His mentor, Carnell Cooper, MD, a former trauma surgeon and professor at UMSOM, pioneered one of the first hospital-based violence intervention programs in the nation at the University of Maryland R Adams Cowley Shock Trauma Center. Their partnership laid the groundwork for Richardson’s research even before he was awarded the MPower Professorship. One such collaboration was a seed grant from the University of Maryland School of Pharmacy (UMSOP), which supported a gun violence study. Its findings informed the development and implementation of a hospital-based violence intervention program, where Richardson served as founding co-director.   

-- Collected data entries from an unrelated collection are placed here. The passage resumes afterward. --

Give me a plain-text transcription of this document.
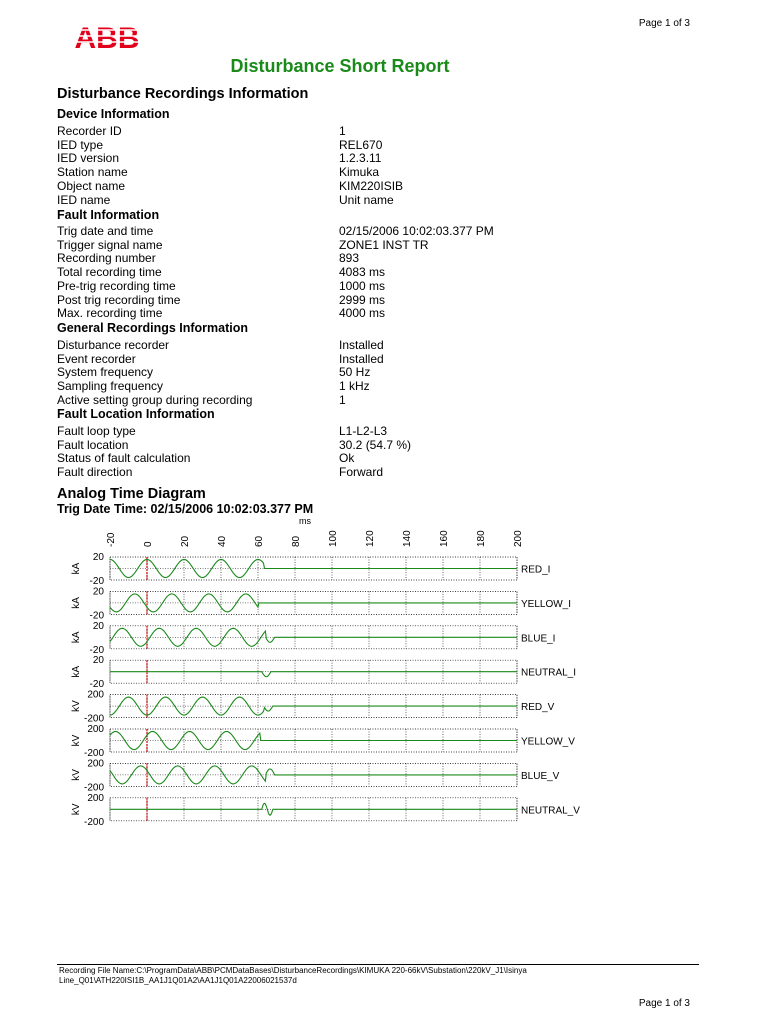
Page 1 of 3
ABB
Disturbance Short Report
Disturbance Recordings Information
Device Information
Recorder ID	1
IED type	REL670
IED version	1.2.3.11
Station name	Kimuka
Object name	KIM220ISIB
IED name	Unit name
Fault Information
Trig date and time	02/15/2006 10:02:03.377 PM
Trigger signal name	ZONE1 INST TR
Recording number	893
Total recording time	4083 ms
Pre-trig recording time	1000 ms
Post trig recording time	2999 ms
Max. recording time	4000 ms
General Recordings Information
Disturbance recorder	Installed
Event recorder	Installed
System frequency	50 Hz
Sampling frequency	1 kHz
Active setting group during recording	1
Fault Location Information
Fault loop type	L1-L2-L3
Fault location	30.2 (54.7 %)
Status of fault calculation	Ok
Fault direction	Forward
Analog Time Diagram
Trig Date Time: 02/15/2006 10:02:03.377 PM
-20	0	20	40	60	80	100	120	140	160	180	200
ms
20
-20
kA	RED_I
20
-20
kA	YELLOW_I
20
-20
kA	BLUE_I
20
-20
kA	NEUTRAL_I
200
-200
kV	RED_V
200
-200
kV	YELLOW_V
200
-200
kV	BLUE_V
200
-200
kV	NEUTRAL_V
Recording File Name:C:\ProgramData\ABB\PCMDataBases\DisturbanceRecordings\KIMUKA 220-66kV\Substation\220kV_J1\Isinya Line_Q01\ATH220ISI1B_AA1J1Q01A2\AA1J1Q01A22006021537d
Page 1 of 3
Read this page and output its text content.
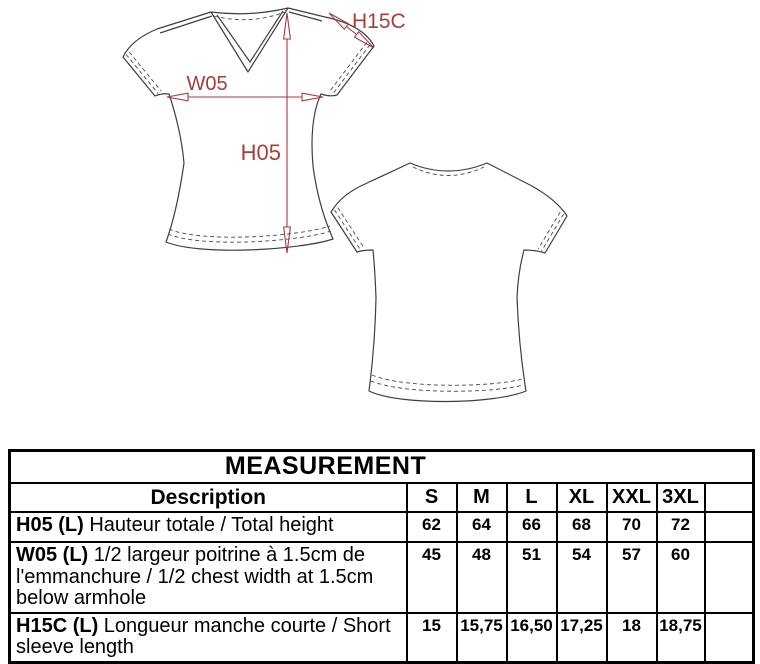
W05
H05
H15C
MEASUREMENT							
Description	S	M	L	XL	XXL	3XL	
H05 (L) Hauteur totale / Total height	62	64	66	68	70	72	
W05 (L) 1/2 largeur poitrine à 1.5cm de l'emmanchure / 1/2 chest width at 1.5cm below armhole	45	48	51	54	57	60	
H15C (L) Longueur manche courte / Short sleeve length	15	15,75	16,50	17,25	18	18,75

Shifting his focus from young Black men, Richardson is looking to digital storytelling to tell the stories of Black women who have survived firearm violence as well as community firearm violence during the COVID-19 pandemic.    

Yihua Bruce Yu, PhD

Yihua Bruce Yu, PhD, a professor in the Department of Pharmaceutical Sciences at UMSOP, broadened his research perspective while developing the concept of preventive pharmacovigilance with his team. Traditional drug safety catches problems after they happen. Yu and his team aim to stop problems before they start.  

With funding from the MPower Professorship award, Yu engaged with global experts, revealing critical gaps in vaccine and pharmaceutical quality control that inspired his team’s work. “I was able to think about the big picture,” he said. By enabling early checks of medicine quality at the doctor’s office or pharmacy, his work has the potential to shift drug and vaccine safety from reactive to proactive.  

Yu and his team are now leveraging water Nuclear Magnetic Resonance (wNMR) technology for pediatric vaccine quality control as well as gene and cell therapy products.